Where is home: Mavis Ngallametta at Queensland Art Gallery
/One of the most important questions an Australian can ask is: ‘Whose country am I in?’ For the late Aurukun artist and Putch clan elder Mavis Ngallametta (1944–2019), this question was central to her immense and intricate canvases as she painted her Country, and her adopted son’s Country in western Cape York, alongside people and moments of significance to her personal life. ‘Show Me the Way to Go Home’ at the Queensland Art Gallery in Brisbane surveys her relatively short but important career (she began painting in 2008), offering unique expressions of place from one of the state’s most remote and beautiful regions.
As the adoptive mother to a Wik man, Ngallametta had opportunities to access the dramatic red and white cliffs of Ikalath in north-east Aurukun, an important site for the Wik people and a source for the white ochre in her paintings. Ikalath #10 (2012) features the colourful rock faces abutting the water’s edge. It recalls a specific memory of a time when the artist and her son brought family and friends to collect clay at the bottom of the cliff shown towering above them in Ngallametta’s painting, standing by their small boat pulled to shore.
In his catalogue essay, lead curator Bruce Johnson McLean describes Ngallametta’s approach to landscape as a distinct view, ‘as if looking out from a coast-hugging, low-flying aircraft’ combined with ‘varying degrees of abstraction ... to unify macro and micro worlds’. Her works are also distinguished by her often-used bright blue acrylic undercoat, the inspiration for McLean’s choice of wall colours and catalogue design.
Bush Fire at Kutchendoopen (2014) is another grand, nearly three-metre-tall canvas in powerful charcoals and red and orange ochres, picturing the landscape during and after cultural burning practices carried out by Ngallametta’s family. The work, primed with her signature blue, simultaneously pictures the devastation of fires as well as the flourish of flora and fauna that follows. This greenery takes centre stage in her striking wet-season landscape End Swamp #2 (2017), in which the blue priming layer becomes a body of water covered in a network of soft pink, white and yellow flowers.

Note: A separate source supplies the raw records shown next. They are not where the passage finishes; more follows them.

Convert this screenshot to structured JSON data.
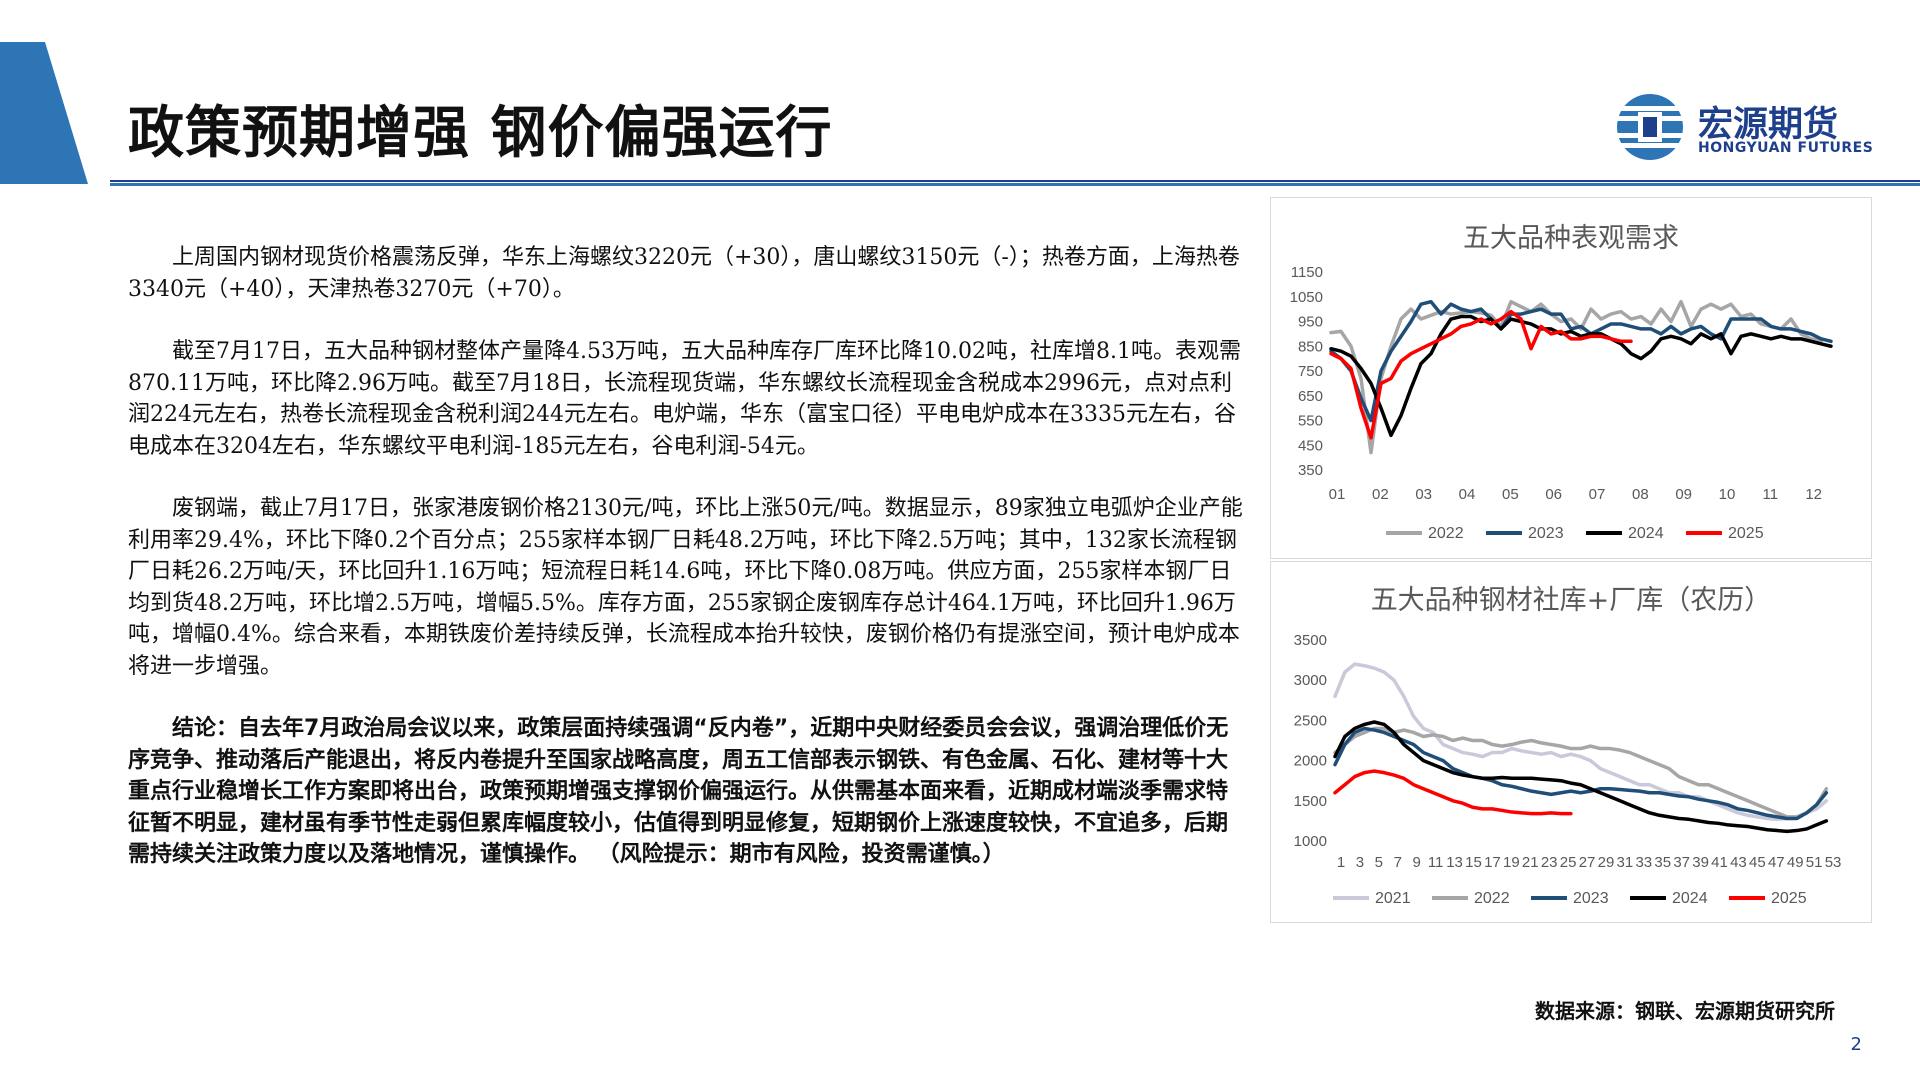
{
  "header": {
    "title": "政策预期增强 钢价偏强运行",
    "logo_cn": "宏源期货",
    "logo_en": "HONGYUAN FUTURES",
    "accent_color": "#2e75b6"
  },
  "body": {
    "p1": "上周国内钢材现货价格震荡反弹，华东上海螺纹3220元（+30），唐山螺纹3150元（-）；热卷方面，上海热卷3340元（+40），天津热卷3270元（+70）。",
    "p2": "截至7月17日，五大品种钢材整体产量降4.53万吨，五大品种库存厂库环比降10.02吨，社库增8.1吨。表观需870.11万吨，环比降2.96万吨。截至7月18日，长流程现货端，华东螺纹长流程现金含税成本2996元，点对点利润224元左右，热卷长流程现金含税利润244元左右。电炉端，华东（富宝口径）平电电炉成本在3335元左右，谷电成本在3204左右，华东螺纹平电利润-185元左右，谷电利润-54元。",
    "p3": "废钢端，截止7月17日，张家港废钢价格2130元/吨，环比上涨50元/吨。数据显示，89家独立电弧炉企业产能利用率29.4%，环比下降0.2个百分点；255家样本钢厂日耗48.2万吨，环比下降2.5万吨；其中，132家长流程钢厂日耗26.2万吨/天，环比回升1.16万吨；短流程日耗14.6吨，环比下降0.08万吨。供应方面，255家样本钢厂日均到货48.2万吨，环比增2.5万吨，增幅5.5%。库存方面，255家钢企废钢库存总计464.1万吨，环比回升1.96万吨，增幅0.4%。综合来看，本期铁废价差持续反弹，长流程成本抬升较快，废钢价格仍有提涨空间，预计电炉成本将进一步增强。",
    "p4": "结论：自去年7月政治局会议以来，政策层面持续强调“反内卷”，近期中央财经委员会会议，强调治理低价无序竞争、推动落后产能退出，将反内卷提升至国家战略高度，周五工信部表示钢铁、有色金属、石化、建材等十大重点行业稳增长工作方案即将出台，政策预期增强支撑钢价偏强运行。从供需基本面来看，近期成材端淡季需求特征暂不明显，建材虽有季节性走弱但累库幅度较小，估值得到明显修复，短期钢价上涨速度较快，不宜追多，后期需持续关注政策力度以及落地情况，谨慎操作。 （风险提示：期市有风险，投资需谨慎。）"
  },
  "footer": {
    "source": "数据来源：钢联、宏源期货研究所",
    "page": "2"
  },
  "chart_data": [
    {
      "type": "line",
      "title": "五大品种表观需求",
      "ylim": [
        350,
        1150
      ],
      "yticks": [
        1150,
        1050,
        950,
        850,
        750,
        650,
        550,
        450,
        350
      ],
      "x_tick_labels": [
        "01",
        "02",
        "03",
        "04",
        "05",
        "06",
        "07",
        "08",
        "09",
        "10",
        "11",
        "12"
      ],
      "x_range": [
        1,
        53
      ],
      "legend_position": "bottom",
      "series": [
        {
          "name": "2022",
          "color": "#a6a6a6",
          "values": [
            905,
            910,
            850,
            720,
            420,
            720,
            850,
            960,
            1000,
            960,
            975,
            990,
            980,
            985,
            990,
            985,
            975,
            930,
            1030,
            1010,
            990,
            1020,
            980,
            950,
            960,
            920,
            1000,
            960,
            980,
            990,
            960,
            970,
            940,
            1000,
            950,
            1030,
            930,
            1000,
            1020,
            1000,
            1020,
            970,
            980,
            940,
            930,
            920,
            960,
            900,
            880,
            870
          ]
        },
        {
          "name": "2023",
          "color": "#1f4e79",
          "values": [
            830,
            800,
            750,
            640,
            550,
            750,
            830,
            890,
            950,
            1020,
            1030,
            980,
            1020,
            1000,
            990,
            1000,
            960,
            920,
            980,
            980,
            990,
            1000,
            980,
            980,
            920,
            930,
            900,
            920,
            940,
            940,
            930,
            920,
            920,
            900,
            930,
            900,
            920,
            930,
            900,
            880,
            960,
            960,
            960,
            960,
            930,
            920,
            920,
            910,
            900,
            880,
            870
          ]
        },
        {
          "name": "2024",
          "color": "#000000",
          "values": [
            840,
            830,
            810,
            760,
            700,
            600,
            490,
            570,
            680,
            780,
            820,
            900,
            960,
            970,
            970,
            950,
            960,
            920,
            960,
            950,
            940,
            920,
            920,
            900,
            910,
            890,
            900,
            900,
            880,
            860,
            820,
            800,
            830,
            880,
            890,
            880,
            860,
            900,
            880,
            900,
            820,
            890,
            900,
            890,
            880,
            890,
            880,
            880,
            870,
            860,
            850
          ]
        },
        {
          "name": "2025",
          "color": "#ff0000",
          "values": [
            820,
            800,
            760,
            600,
            480,
            700,
            720,
            790,
            820,
            840,
            860,
            880,
            900,
            930,
            940,
            960,
            940,
            960,
            990,
            960,
            840,
            930,
            900,
            910,
            880,
            880,
            890,
            890,
            880,
            870,
            870
          ]
        }
      ]
    },
    {
      "type": "line",
      "title": "五大品种钢材社库+厂库（农历）",
      "ylim": [
        1000,
        3500
      ],
      "yticks": [
        3500,
        3000,
        2500,
        2000,
        1500,
        1000
      ],
      "x_tick_labels": [
        "1",
        "3",
        "5",
        "7",
        "9",
        "11",
        "13",
        "15",
        "17",
        "19",
        "21",
        "23",
        "25",
        "27",
        "29",
        "31",
        "33",
        "35",
        "37",
        "39",
        "41",
        "43",
        "45",
        "47",
        "49",
        "51",
        "53"
      ],
      "x_range": [
        1,
        53
      ],
      "legend_position": "bottom",
      "series": [
        {
          "name": "2021",
          "color": "#c9c9d9",
          "values": [
            2800,
            3100,
            3200,
            3180,
            3150,
            3100,
            3000,
            2800,
            2550,
            2400,
            2350,
            2200,
            2150,
            2100,
            2080,
            2050,
            2100,
            2100,
            2150,
            2120,
            2100,
            2080,
            2100,
            2050,
            2080,
            2050,
            2000,
            1900,
            1850,
            1800,
            1750,
            1700,
            1700,
            1650,
            1600,
            1600,
            1550,
            1550,
            1500,
            1450,
            1400,
            1350,
            1320,
            1300,
            1280,
            1270,
            1280,
            1300,
            1350,
            1400,
            1500
          ]
        },
        {
          "name": "2022",
          "color": "#a6a6a6",
          "values": [
            2100,
            2200,
            2300,
            2350,
            2400,
            2400,
            2350,
            2380,
            2350,
            2300,
            2320,
            2300,
            2250,
            2280,
            2250,
            2250,
            2200,
            2180,
            2200,
            2230,
            2250,
            2220,
            2200,
            2180,
            2150,
            2150,
            2180,
            2150,
            2150,
            2130,
            2100,
            2050,
            2000,
            1950,
            1900,
            1800,
            1750,
            1700,
            1700,
            1650,
            1600,
            1550,
            1500,
            1450,
            1400,
            1350,
            1300,
            1300,
            1350,
            1450,
            1650
          ]
        },
        {
          "name": "2023",
          "color": "#1f4e79",
          "values": [
            1950,
            2200,
            2350,
            2400,
            2380,
            2350,
            2300,
            2250,
            2200,
            2100,
            2050,
            2000,
            1900,
            1850,
            1800,
            1780,
            1750,
            1700,
            1680,
            1650,
            1620,
            1600,
            1580,
            1600,
            1620,
            1600,
            1620,
            1650,
            1650,
            1640,
            1630,
            1620,
            1600,
            1600,
            1580,
            1560,
            1550,
            1520,
            1500,
            1480,
            1450,
            1400,
            1380,
            1350,
            1320,
            1300,
            1280,
            1280,
            1350,
            1450,
            1600
          ]
        },
        {
          "name": "2024",
          "color": "#000000",
          "values": [
            2050,
            2300,
            2400,
            2450,
            2480,
            2450,
            2350,
            2200,
            2100,
            2000,
            1950,
            1900,
            1850,
            1820,
            1800,
            1780,
            1780,
            1790,
            1780,
            1780,
            1780,
            1770,
            1760,
            1750,
            1720,
            1700,
            1650,
            1600,
            1550,
            1500,
            1450,
            1400,
            1350,
            1320,
            1300,
            1280,
            1270,
            1250,
            1230,
            1220,
            1200,
            1190,
            1180,
            1160,
            1140,
            1130,
            1120,
            1130,
            1150,
            1200,
            1250
          ]
        },
        {
          "name": "2025",
          "color": "#ff0000",
          "values": [
            1600,
            1700,
            1800,
            1850,
            1870,
            1850,
            1820,
            1780,
            1700,
            1650,
            1600,
            1550,
            1500,
            1470,
            1420,
            1400,
            1400,
            1380,
            1360,
            1350,
            1340,
            1340,
            1350,
            1340,
            1340
          ]
        }
      ]
    }
  ]
}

The title of the exhibition, lifted from the classic 1925 British song (with words and music by Irving King and Hal Swain), is also a nod to Ngallametta’s place between Indigenous and non-Indigenous cultures. Multilingual artist statements on the wall labels, provided in English, Kugu Uwanh and Wik-Mungkan, elevate a direct dialogue with her kin and community members. In ‘Show Me the Way to Go Home’, Ngallametta’s singular perspective, both biographical and monumental, offers an opportunity for all audiences to take stock of the country in which we find ourselves.
Emily Wakeling, Brisbane
‘Mavis Ngallametta: Show Me the Way to Go Home’ brings major works from the late artist’s Ikalath, Kendall River, Pamp/Swamp, Wutan, Yalgamunken, intertidal estuary and bushfire series together for the first time at Queensland Art Gallery, Brisbane, until 7 February 2021.